After touring the cathedral, I wandered around the area a while, browsing stores even though I knew I wouldn't buy anything. I bought a sausage from a street vendor and chocolate filled with strawberry cream. I even got asked out for coffee by a man selling concert tickets on the street (I think) outside the cathedral. It would have actually been a good way to pass the time, but too many of my friends and family have seen Taken recently, I was a bit nervous about doing that.

Then, I took the train to the university center, partly because I thought it probably had some beautiful buildings and partly because I saw something about a teddy bear museum. I never found the museum, but wandered around outside and took pictures of buildings. By that time I was so exhausted (since I was running on about 3 hours sleep, total), that I just went back to the airport, found a Starbucks with a nice comfy chair, and chilled for the next several hours.

I saw a few familiar places - McDonalds (no surprise there), T-mobile, Claires, Timberland, and Weight Watchers. That last one actually had my jaw dropping open.

the russia adventure.

I made it! Flying into Russia was a piece of cake, and all my luggage actually arrived - which is a miracle in itself.

Vienna was beautiful, and I took notes, because I knew that I would have a lot I wanted to share and record about the trip so far. I'll post more info later.

Right now, though, I'm headed to bed to try and catch at least a few hours of sleep, since sleep has been very erratic over the last two days.

russia: the itinerary.

I leave for Russia the day after tomorrow.

Let me just repeat that, because I'm not sure that its sunk in yet. I leave for Russia the day after tomorrow.

So, here's my basic itinerary:

Wednesday evening - drive to Frederick, stay at my parents' house
Thursday evening - fly from DC to Vienna
Friday morning - arrive in Vienna and head off the explore the city on my own
Friday evening - fly to Ekaterinburg (also spelled Yekaterinburg)
Saturday - arrive in Ekat very, very early and spend the rest of the week there with JB and Iris and their boys
The next Saturday or Sunday - Fly (with JB and Iris and kids) to Moscow and do some sightseeing
Monday - Fly back to DC, and chase the sunset across the Atlantic ocean
Tuesday or Wednesday - drive back home

Those are the details. It feels like the last few weeks have been filled with details - what to buy, what to take, what not to take, what to get done here before I take off for two weeks. The details are a comfortable place for me - I do well here.

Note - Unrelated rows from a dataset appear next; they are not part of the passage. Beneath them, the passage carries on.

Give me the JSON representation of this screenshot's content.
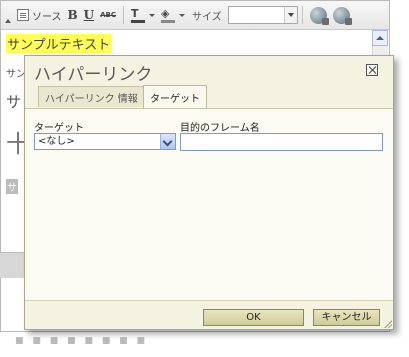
{
  "toolbar": {
    "source_label": "ソース",
    "bold_label": "B",
    "underline_label": "U",
    "strike_label": "ABC",
    "text_color_glyph": "T",
    "size_label": "サイズ",
    "size_value": ""
  },
  "editor": {
    "highlighted_text": "サンプルテキスト",
    "fragment_1": "サン",
    "fragment_2": "サ",
    "fragment_3": "十",
    "fragment_4": "サ"
  },
  "dialog": {
    "title": "ハイパーリンク",
    "tabs": [
      {
        "label": "ハイパーリンク 情報",
        "active": false
      },
      {
        "label": "ターゲット",
        "active": true
      }
    ],
    "target_label": "ターゲット",
    "target_selected": "<なし>",
    "frame_name_label": "目的のフレーム名",
    "frame_name_value": "",
    "ok_label": "OK",
    "cancel_label": "キャンセル"
  },
  "colors": {
    "highlight": "#ffff55",
    "dialog_bg": "#f4f3e1",
    "button_bg": "#cfcb98"
  }
}
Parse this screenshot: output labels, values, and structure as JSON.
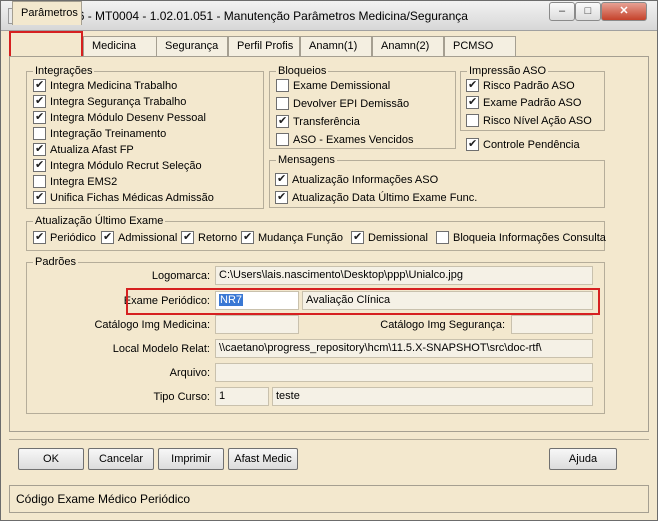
{
  "window": {
    "title": "06.9.5596 - MT0004 - 1.02.01.051 - Manutenção Parâmetros Medicina/Segurança",
    "minimize": "–",
    "maximize": "□",
    "close": "✕"
  },
  "tabs": [
    {
      "label": "Parâmetros"
    },
    {
      "label": "Medicina"
    },
    {
      "label": "Segurança"
    },
    {
      "label": "Perfil Profis"
    },
    {
      "label": "Anamn(1)"
    },
    {
      "label": "Anamn(2)"
    },
    {
      "label": "PCMSO"
    }
  ],
  "integracoes": {
    "title": "Integrações",
    "items": [
      {
        "label": "Integra Medicina Trabalho",
        "checked": true
      },
      {
        "label": "Integra Segurança Trabalho",
        "checked": true
      },
      {
        "label": "Integra Módulo Desenv Pessoal",
        "checked": true
      },
      {
        "label": "Integração Treinamento",
        "checked": false
      },
      {
        "label": "Atualiza Afast FP",
        "checked": true
      },
      {
        "label": "Integra Módulo Recrut Seleção",
        "checked": true
      },
      {
        "label": "Integra EMS2",
        "checked": false
      },
      {
        "label": "Unifica Fichas Médicas Admissão",
        "checked": true
      }
    ]
  },
  "bloqueios": {
    "title": "Bloqueios",
    "items": [
      {
        "label": "Exame Demissional",
        "checked": false
      },
      {
        "label": "Devolver EPI Demissão",
        "checked": false
      },
      {
        "label": "Transferência",
        "checked": true
      },
      {
        "label": "ASO - Exames Vencidos",
        "checked": false
      }
    ]
  },
  "impressao": {
    "title": "Impressão ASO",
    "items": [
      {
        "label": "Risco Padrão ASO",
        "checked": true
      },
      {
        "label": "Exame Padrão ASO",
        "checked": true
      },
      {
        "label": "Risco Nível Ação ASO",
        "checked": false
      }
    ]
  },
  "controle_pendencia": {
    "label": "Controle Pendência",
    "checked": true
  },
  "mensagens": {
    "title": "Mensagens",
    "items": [
      {
        "label": "Atualização Informações ASO",
        "checked": true
      },
      {
        "label": "Atualização Data Último Exame Func.",
        "checked": true
      }
    ]
  },
  "atualizacao": {
    "title": "Atualização Último Exame",
    "items": [
      {
        "label": "Periódico",
        "checked": true
      },
      {
        "label": "Admissional",
        "checked": true
      },
      {
        "label": "Retorno",
        "checked": true
      },
      {
        "label": "Mudança Função",
        "checked": true
      },
      {
        "label": "Demissional",
        "checked": true
      },
      {
        "label": "Bloqueia Informações Consulta",
        "checked": false
      }
    ]
  },
  "padroes": {
    "title": "Padrões",
    "logomarca_label": "Logomarca:",
    "logomarca_value": "C:\\Users\\lais.nascimento\\Desktop\\ppp\\Unialco.jpg",
    "exame_label": "Exame Periódico:",
    "exame_code": "NR7",
    "exame_desc": "Avaliação Clínica",
    "catalogo_med_label": "Catálogo Img Medicina:",
    "catalogo_med_value": "",
    "catalogo_seg_label": "Catálogo Img Segurança:",
    "catalogo_seg_value": "",
    "modelo_label": "Local Modelo Relat:",
    "modelo_value": "\\\\caetano\\progress_repository\\hcm\\11.5.X-SNAPSHOT\\src\\doc-rtf\\",
    "arquivo_label": "Arquivo:",
    "arquivo_value": "",
    "tipo_curso_label": "Tipo Curso:",
    "tipo_curso_code": "1",
    "tipo_curso_desc": "teste"
  },
  "buttons": {
    "ok": "OK",
    "cancelar": "Cancelar",
    "imprimir": "Imprimir",
    "afast_medic": "Afast Medic",
    "ajuda": "Ajuda"
  },
  "status": "Código Exame Médico Periódico",
  "colors": {
    "panel_bg": "#f3e8ce",
    "highlight": "#d62020",
    "selection": "#3a78d4"
  }
}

But the closer I get to actually leaving, the fewer details there are left to deal with, the more I'm thinking about the big picture. And to be honest, I'm a little nervous.

Because here's the thing. I know I'm supposed to go to Russia. I am absolutely confident in this - I believe with all of my heart that God wants me to go to Russia, and that he wants me to go now.

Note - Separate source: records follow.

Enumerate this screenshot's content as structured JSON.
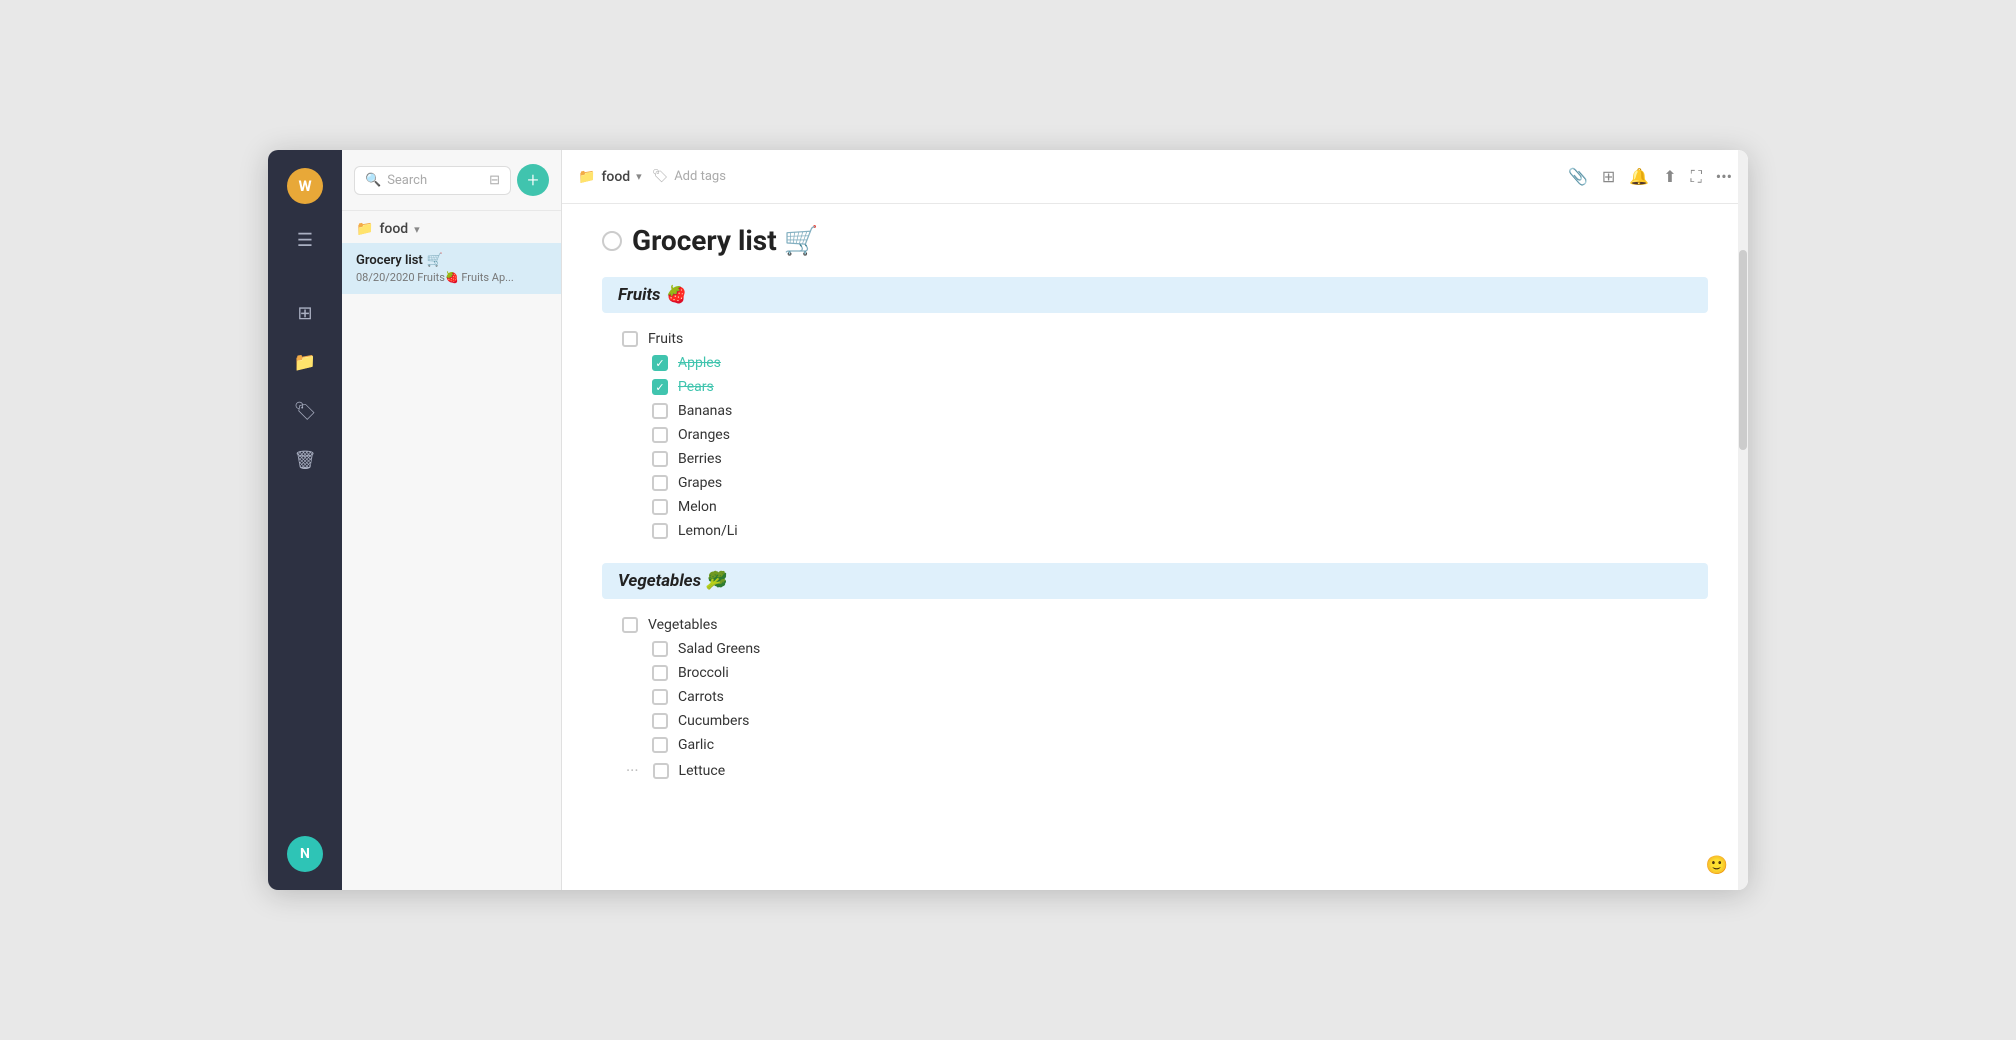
{
  "window": {
    "title": "Grocery list"
  },
  "dark_sidebar": {
    "avatar_letter": "W",
    "bottom_avatar_letter": "N",
    "nav_icons": [
      "grid",
      "folder",
      "tag",
      "trash"
    ]
  },
  "notes_sidebar": {
    "search_placeholder": "Search",
    "add_button_label": "+",
    "folder_name": "food",
    "note_item": {
      "title": "Grocery list",
      "emoji": "🛒",
      "meta": "08/20/2020  Fruits🍓  Fruits Ap..."
    }
  },
  "top_bar": {
    "folder_name": "food",
    "add_tags_label": "Add tags",
    "actions": [
      "attachment",
      "grid",
      "bell",
      "share",
      "expand",
      "more"
    ]
  },
  "note": {
    "title": "Grocery list",
    "title_emoji": "🛒",
    "sections": [
      {
        "id": "fruits",
        "label": "Fruits",
        "emoji": "🍓",
        "group_label": "Fruits",
        "group_checked": false,
        "items": [
          {
            "label": "Apples",
            "checked": true
          },
          {
            "label": "Pears",
            "checked": true
          },
          {
            "label": "Bananas",
            "checked": false
          },
          {
            "label": "Oranges",
            "checked": false
          },
          {
            "label": "Berries",
            "checked": false
          },
          {
            "label": "Grapes",
            "checked": false
          },
          {
            "label": "Melon",
            "checked": false
          },
          {
            "label": "Lemon/Li",
            "checked": false
          }
        ]
      },
      {
        "id": "vegetables",
        "label": "Vegetables",
        "emoji": "🥦",
        "group_label": "Vegetables",
        "group_checked": false,
        "items": [
          {
            "label": "Salad Greens",
            "checked": false
          },
          {
            "label": "Broccoli",
            "checked": false
          },
          {
            "label": "Carrots",
            "checked": false
          },
          {
            "label": "Cucumbers",
            "checked": false
          },
          {
            "label": "Garlic",
            "checked": false
          },
          {
            "label": "Lettuce",
            "checked": false
          }
        ]
      }
    ]
  }
}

What I don't know is why I'm supposed to go to Russia. I could come up with a lot of possibilities, a lot of potential reasons, but I'm just not sure of them. This makes me think that God has something very specific and very special in mind for me there, and I'm kinda thinking its going to be big. Like, rock-my-world big.

And that's the part that's making me a bit nervous, even as I want it at the same time. Does that make sense?